Als Berger jung war, klang die Idee der paranormalen psychischen Kommunikation nicht so verrückt wie heute. „Der Kater aus dem 19. Jahrhundert war die Idee, Fälle von Telepathie zu erklären“, sagt Kommunikationsexpertin Caitlin Shure, die ihre Doktorarbeit an der Columbia University über das Konzept der Gehirnwellen geschrieben hat. Damals widmeten sich wissenschaftliche Gesellschaften und ernsthafte Forschungsinitiativen der Erforschung dieser Vorkommnisse. Der britische Arzt und Autor Arthur Conan Doyle, berühmt für Sherlock Holmes, war ein überzeugter Gläubiger. Es war, wie Shure es ausdrückt, die „Spitzenzeit der Telepathie-Begeisterung“.

Das ist in gewisser Weise sinnvoll. Das wissenschaftliche Verständnis der Welt vertiefte sich zusammen mit den technologischen Fortschritten im Radio. „Warum sollten Gedanken nicht wie die drahtlose Telegraphie durch das Universum reisen können?“ Sagt Shure.

Berger trottete davon, um zu beweisen, wie Telepathie funktionierte, und versuchte, die geistige Aktivität zu messen. Er untersuchte den Blutfluss und die Gehirntemperatur, bevor er sich der elektrischen Leistung zuwandte. Sein Durchbruch gelang ihm schließlich am 6. Juli 1924, als er einen Mann mit Schädelverletzung namens Patient K untersuchte. Mit einem Vakuumröhrenverstärker zur Verstärkung der elektrischen Signale konnte Berger endlich eine Gehirnwelle erkennen.

1929 veröffentlichte Berger schließlich seine Ergebnisse, den ersten einer Reihe von Artikeln mit genau demselben Titel, die von 1 bis 14 nummeriert sind: „Über das Elektrenkephalogramm des Menschen“ oder „Über das Elektroenzephalogramm des Menschen“.

Hans Berger gelang es, die Gehirnaktivität von Patienten aufzuzeichnen, beispielhafte EEGs gezeigt, und veröffentlichte 1929 erste Ergebnisse.Hans Berger, Über das Elektrenkephalogramm des Menschen

Die Ergebnisse „gehen wie der sprichwörtliche Bleiballon unter“, sagt der Medizinhistoriker und forensische Psychiater Robert Kaplan von der University of Wollongong in Australien. Ein bekannterer Wissenschaftler, Nobelpreisträger Edgar Adrian von der Universität Cambridge, war zutiefst skeptisch gegenüber Bergers Erkenntnissen und wiederholte die Experimente. Aber Adrian bestätigte die Ergebnisse und begann, die Methode und Berger zusammen mit ihr zu veröffentlichen.

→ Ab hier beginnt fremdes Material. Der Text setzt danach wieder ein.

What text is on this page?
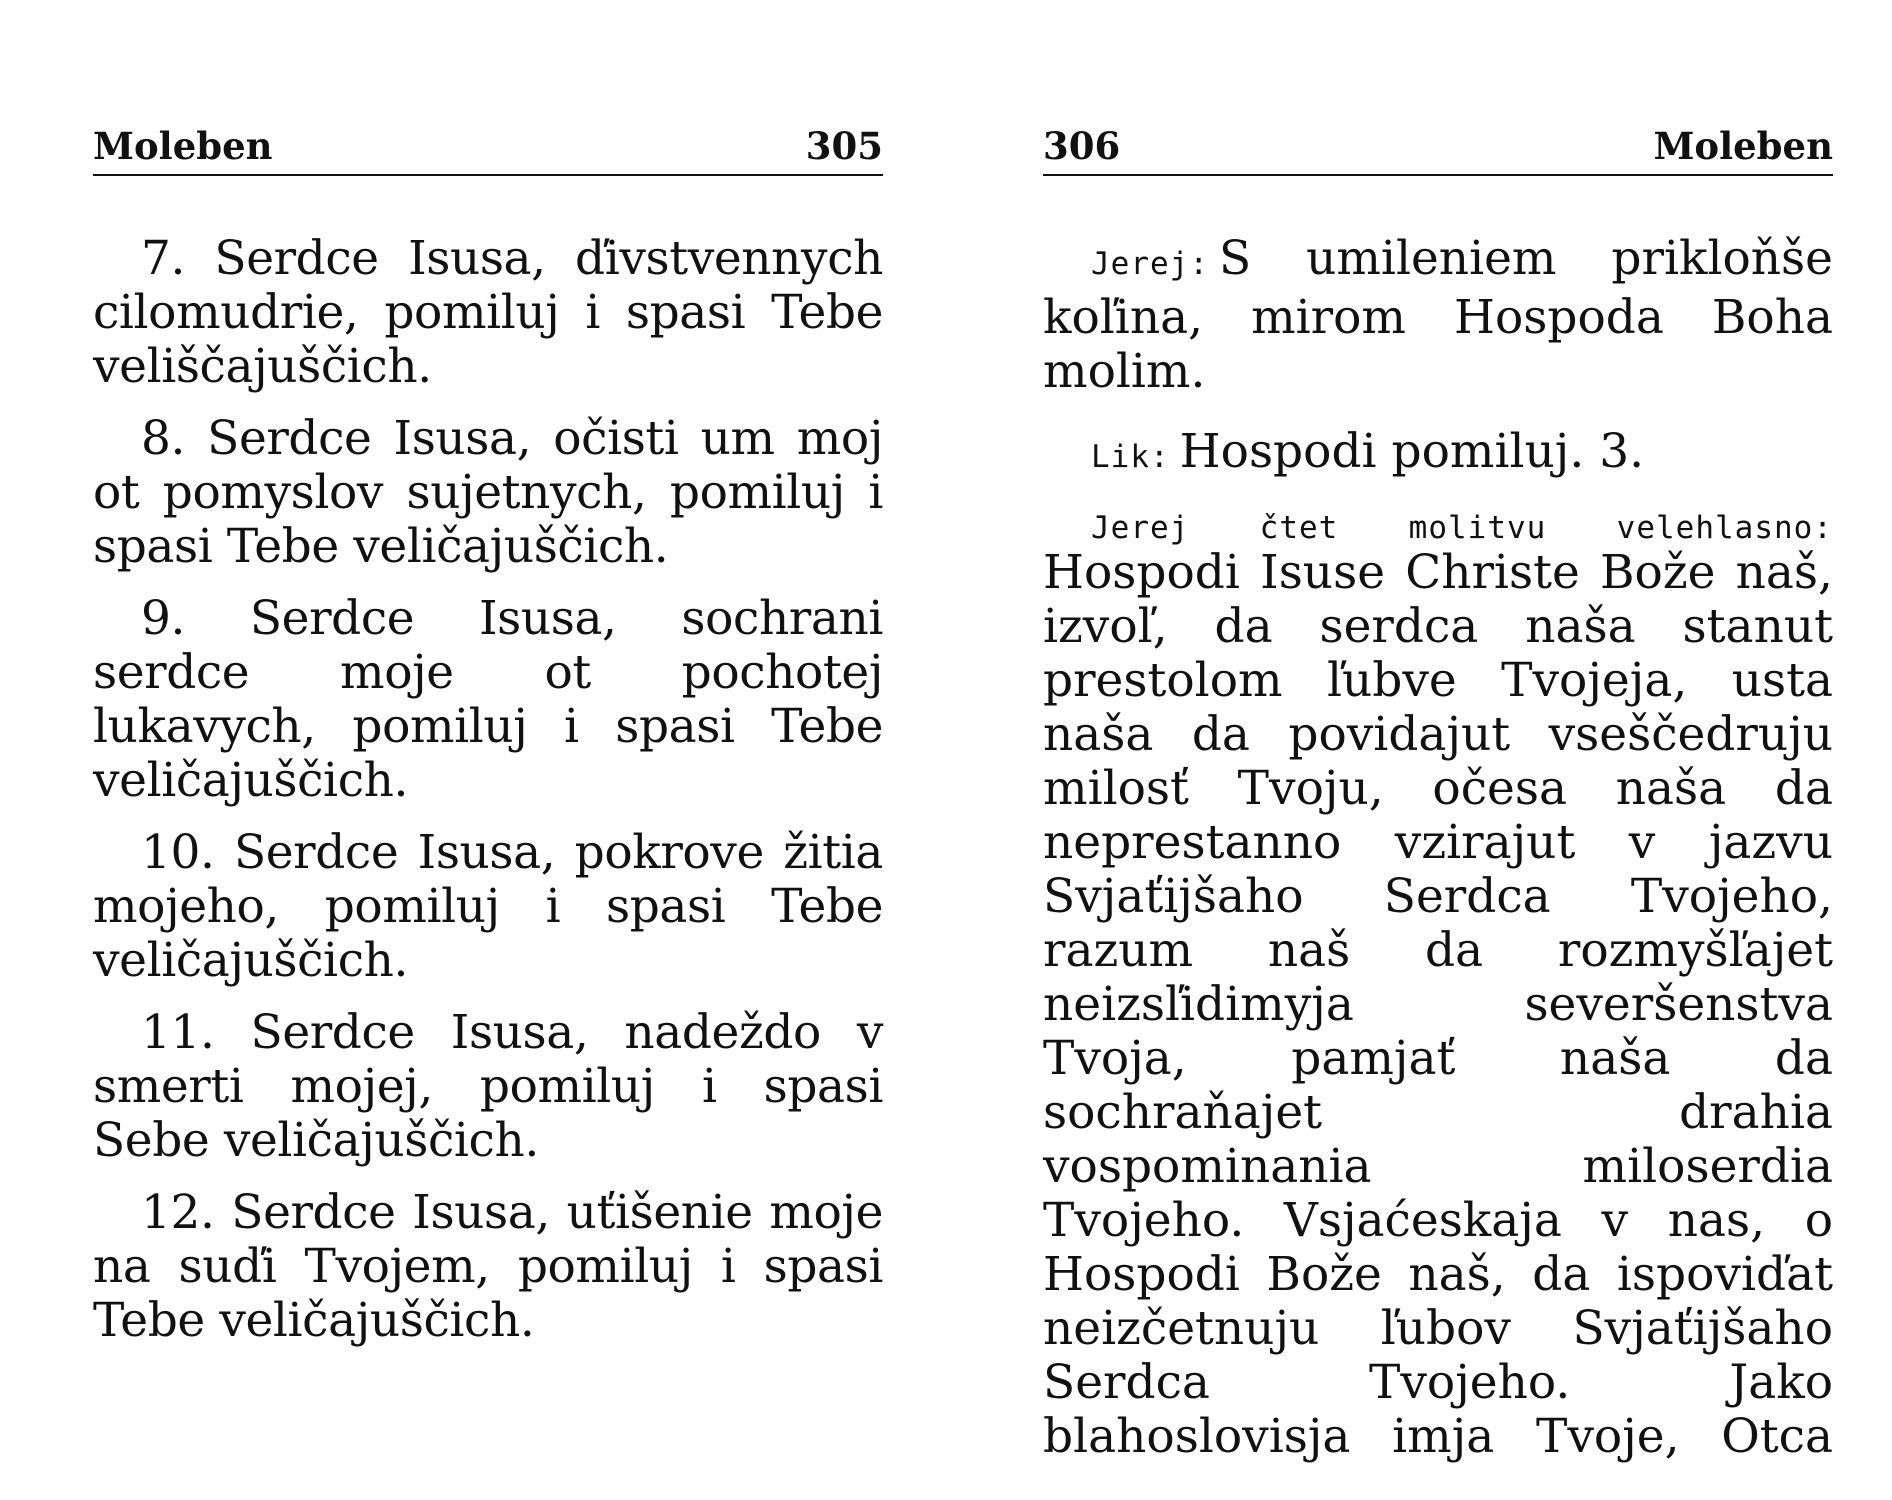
Moleben	305

7. Serdce Isusa, ďivstvennych cilomudrie, pomiluj i spasi Tebe veliščajuščich.

8. Serdce Isusa, očisti um moj ot pomyslov sujetnych, pomiluj i spasi Tebe veličajuščich.

9. Serdce Isusa, sochrani serdce moje ot pochotej lukavych, pomiluj i spasi Tebe veličajuščich.

10. Serdce Isusa, pokrove žitia mojeho, pomiluj i spasi Tebe veličajuščich.

11. Serdce Isusa, nadeždo v smerti mojej, pomiluj i spasi Sebe veličajuščich.

12. Serdce Isusa, uťišenie moje na suďi Tvojem, pomiluj i spasi Tebe veličajuščich.

306	Moleben

Jerej: S umileniem prikloňše koľina, mirom Hospoda Boha molim.

Lik: Hospodi pomiluj. 3.

Jerej čtet molitvu velehlasno:

Hospodi Isuse Christe Bože naš, izvoľ, da serdca naša stanut prestolom ľubve Tvojeja, usta naša da povidajut vseščedruju milosť Tvoju, očesa naša da neprestanno vzirajut v jazvu Svjaťijšaho Serdca Tvojeho, razum naš da rozmyšľajet neizsľidimyja severšenstva Tvoja, pamjať naša da sochraňajet drahia vospominania miloserdia Tvojeho. Vsjaćeskaja v nas, o Hospodi Bože naš, da ispoviďat neizčetnuju ľubov Svjaťijšaho Serdca Tvojeho. Jako blahoslovisja imja Tvoje, Otca
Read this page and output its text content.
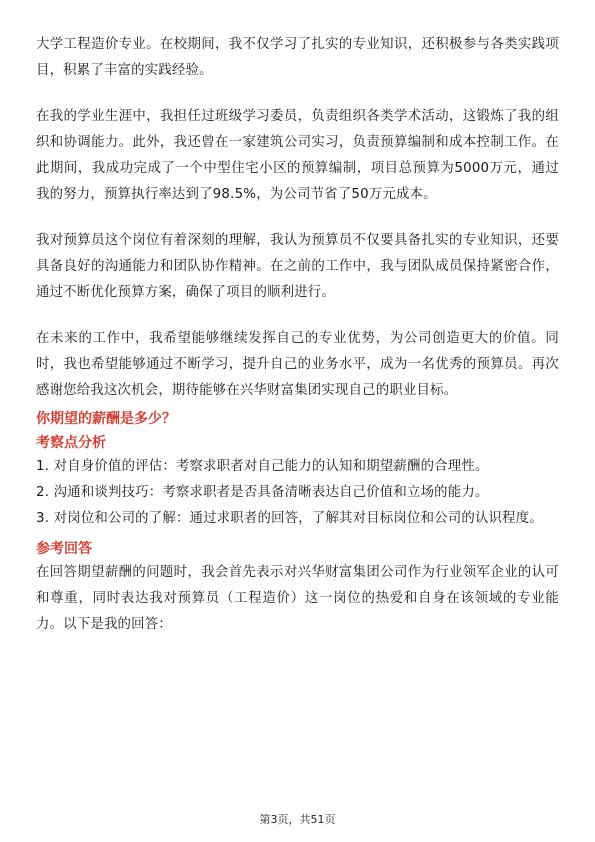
大学工程造价专业。在校期间，我不仅学习了扎实的专业知识，还积极参与各类实践项目，积累了丰富的实践经验。

在我的学业生涯中，我担任过班级学习委员，负责组织各类学术活动，这锻炼了我的组织和协调能力。此外，我还曾在一家建筑公司实习，负责预算编制和成本控制工作。在此期间，我成功完成了一个中型住宅小区的预算编制，项目总预算为5000万元，通过我的努力，预算执行率达到了98.5%，为公司节省了50万元成本。

我对预算员这个岗位有着深刻的理解，我认为预算员不仅要具备扎实的专业知识，还要具备良好的沟通能力和团队协作精神。在之前的工作中，我与团队成员保持紧密合作，通过不断优化预算方案，确保了项目的顺利进行。

在未来的工作中，我希望能够继续发挥自己的专业优势，为公司创造更大的价值。同时，我也希望能够通过不断学习，提升自己的业务水平，成为一名优秀的预算员。再次感谢您给我这次机会，期待能够在兴华财富集团实现自己的职业目标。

你期望的薪酬是多少？
考察点分析

1. 对自身价值的评估：考察求职者对自己能力的认知和期望薪酬的合理性。

2. 沟通和谈判技巧：考察求职者是否具备清晰表达自己价值和立场的能力。

3. 对岗位和公司的了解：通过求职者的回答，了解其对目标岗位和公司的认识程度。

参考回答

在回答期望薪酬的问题时，我会首先表示对兴华财富集团公司作为行业领军企业的认可和尊重，同时表达我对预算员（工程造价）这一岗位的热爱和自身在该领域的专业能力。以下是我的回答：

第3页，共51页
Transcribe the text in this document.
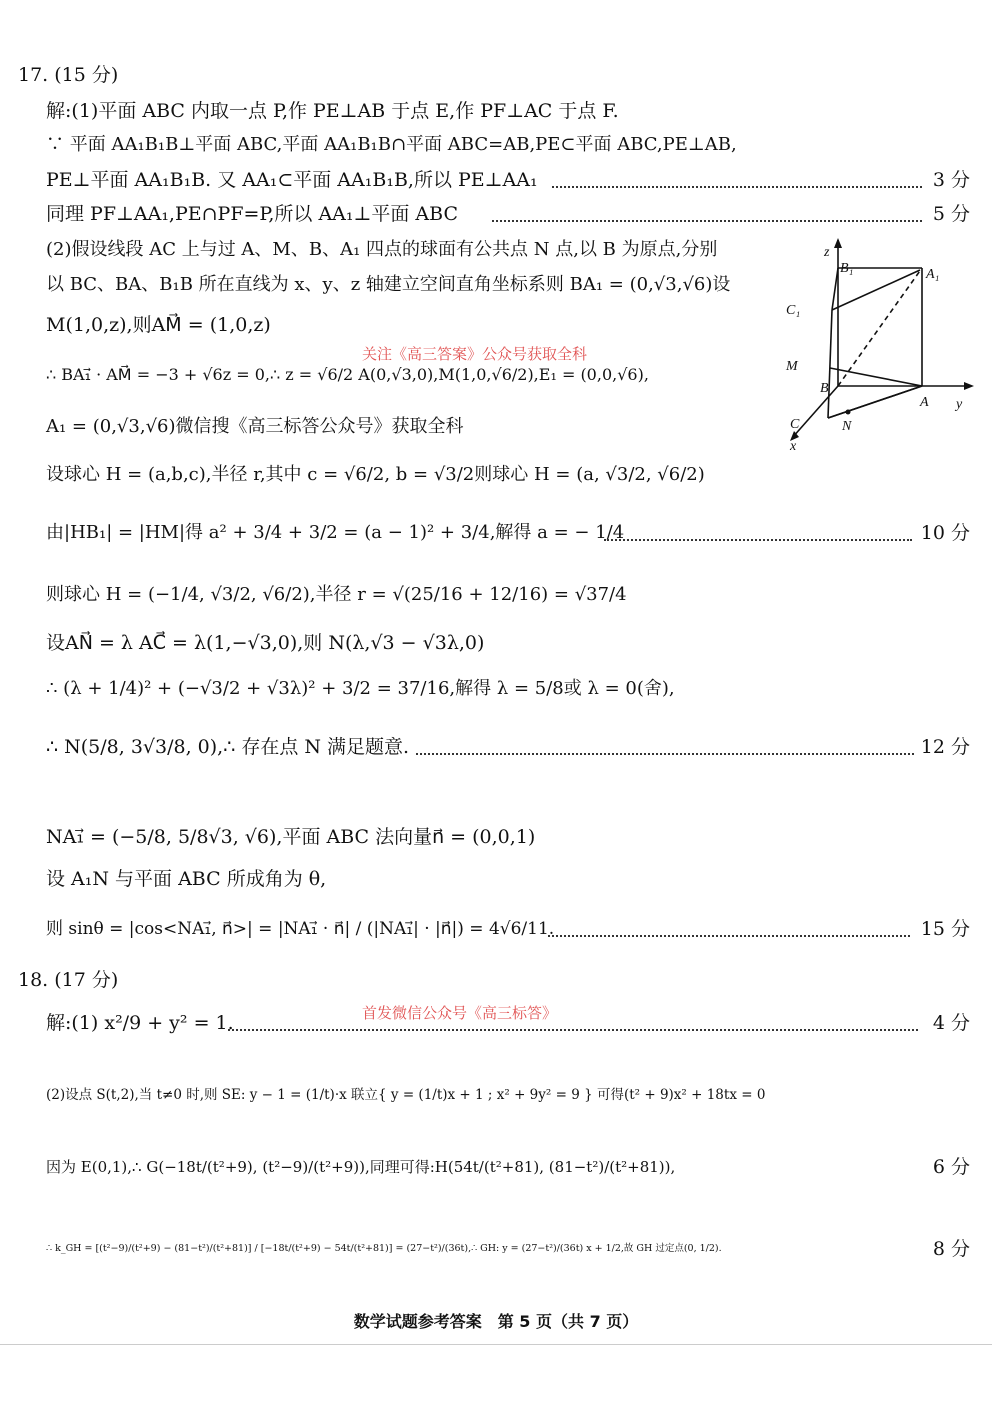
17. (15 分)
解:(1)平面 ABC 内取一点 P,作 PE⊥AB 于点 E,作 PF⊥AC 于点 F.
∵ 平面 AA₁B₁B⊥平面 ABC,平面 AA₁B₁B∩平面 ABC=AB,PE⊂平面 ABC,PE⊥AB,
PE⊥平面 AA₁B₁B. 又 AA₁⊂平面 AA₁B₁B,所以 PE⊥AA₁	3 分
同理 PF⊥AA₁,PE∩PF=P,所以 AA₁⊥平面 ABC	5 分
(2)假设线段 AC 上与过 A、M、B、A₁ 四点的球面有公共点 N 点,以 B 为原点,分别
以 BC、BA、B₁B 所在直线为 x、y、z 轴建立空间直角坐标系则 BA₁ = (0,√3,√6)设
M(1,0,z),则AM⃗ = (1,0,z)
关注《高三答案》公众号获取全科
∴ BA₁⃗ · AM⃗ = −3 + √6z = 0,∴ z = √6/2 A(0,√3,0),M(1,0,√6/2),E₁ = (0,0,√6),
A₁ = (0,√3,√6)微信搜《高三标答公众号》获取全科
设球心 H = (a,b,c),半径 r,其中 c = √6/2, b = √3/2则球心 H = (a, √3/2, √6/2)
由|HB₁| = |HM|得 a² + 3/4 + 3/2 = (a − 1)² + 3/4,解得 a = − 1/4	10 分
则球心 H = (−1/4, √3/2, √6/2),半径 r = √(25/16 + 12/16) = √37/4
设AN⃗ = λ AC⃗ = λ(1,−√3,0),则 N(λ,√3 − √3λ,0)
∴ (λ + 1/4)² + (−√3/2 + √3λ)² + 3/2 = 37/16,解得 λ = 5/8或 λ = 0(舍),
∴ N(5/8, 3√3/8, 0),∴ 存在点 N 满足题意.	12 分
NA₁⃗ = (−5/8, 5/8√3, √6),平面 ABC 法向量n⃗ = (0,0,1)
设 A₁N 与平面 ABC 所成角为 θ,
则 sinθ = |cos<NA₁⃗, n⃗>| = |NA₁⃗ · n⃗| / (|NA₁⃗| · |n⃗|) = 4√6/11.	15 分
18. (17 分)
首发微信公众号《高三标答》
解:(1) x²/9 + y² = 1.	4 分
(2)设点 S(t,2),当 t≠0 时,则 SE: y − 1 = (1/t)·x 联立{ y = (1/t)x + 1 ; x² + 9y² = 9 } 可得(t² + 9)x² + 18tx = 0
因为 E(0,1),∴ G(−18t/(t²+9), (t²−9)/(t²+9)),同理可得:H(54t/(t²+81), (81−t²)/(t²+81)),	6 分
∴ k_GH = [(t²−9)/(t²+9) − (81−t²)/(t²+81)] / [−18t/(t²+9) − 54t/(t²+81)] = (27−t²)/(36t),∴ GH: y = (27−t²)/(36t) x + 1/2,故 GH 过定点(0, 1/2).	8 分
数学试题参考答案　第 5 页（共 7 页）
z
B₁	A₁
C₁
M
B
A y
C	N
x
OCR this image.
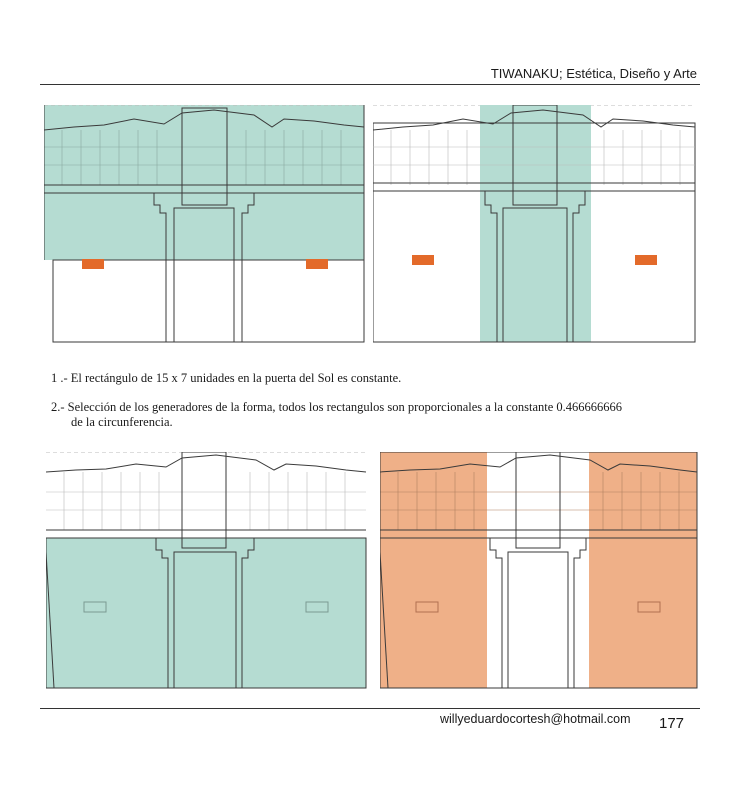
TIWANAKU; Estética, Diseño y Arte
1 .- El rectángulo de 15 x 7 unidades en la puerta del Sol es constante.
2.- Selección de los generadores de la forma, todos los rectangulos son proporcionales a la constante 0.466666666
de la circunferencia.
willyeduardocortesh@hotmail.com 177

Der Rest von Bergers Geschichte nimmt eine dunkle Wendung. Im Vorfeld des Zweiten Weltkriegs wurde er von seiner Forschungsstelle an der Universität Jena in Deutschland verdrängt und zu einem nicht-wissenschaftlichen Job in einem Pflegeheim gezwungen. Überzeugt, dass er eine tödliche Herzkrankheit hatte und an einer Infektion und Depression erkrankt war, starb Berger 1941 durch Selbstmord – „ein schreckliches, trauriges Ende dieser Geschichte“, sagt Kaplan. Im Jahr zuvor hatte Adrian Berger für den Nobelpreis für Physiologie oder Medizin nominiert, aber in diesem Jahr wurde kein Preis vergeben.

Berger schrieb spät in seinem Leben, dass die Wellen, die er entdeckte, die psychische Übertragung, die er suchte, nicht erklären konnten; seine Wellen konnten nicht weit genug gereist sein, um seine Schwester zu erreichen. Aber, wie Shure betont, hallen Echos dieser Idee in die heutige Welt, in der wir alle sofort und digital verbunden sind. „Es gibt eine Art und Weise, wie diese falschen Überzeugungen oder Fantasien über Gehirnwellen oder Telepathie oder Gedankenübertragung diese Realität erschaffen haben“, sagt Shure. Die Technologie hat bereits damit begonnen, Gehirne drahtlos zu verbinden.

Es ist nicht Bergers Telepathie. Aber die heutige Technologie bringt uns so etwas näher. Und zumindest, wenn Sie heute Morgen eine Nahtod-Erfahrung hatten, würde Ihre Schwester bald davon erfahren.


Die National Suicide Prevention Lifeline ist unter 1-800-273-TALK (8255) erreichbar.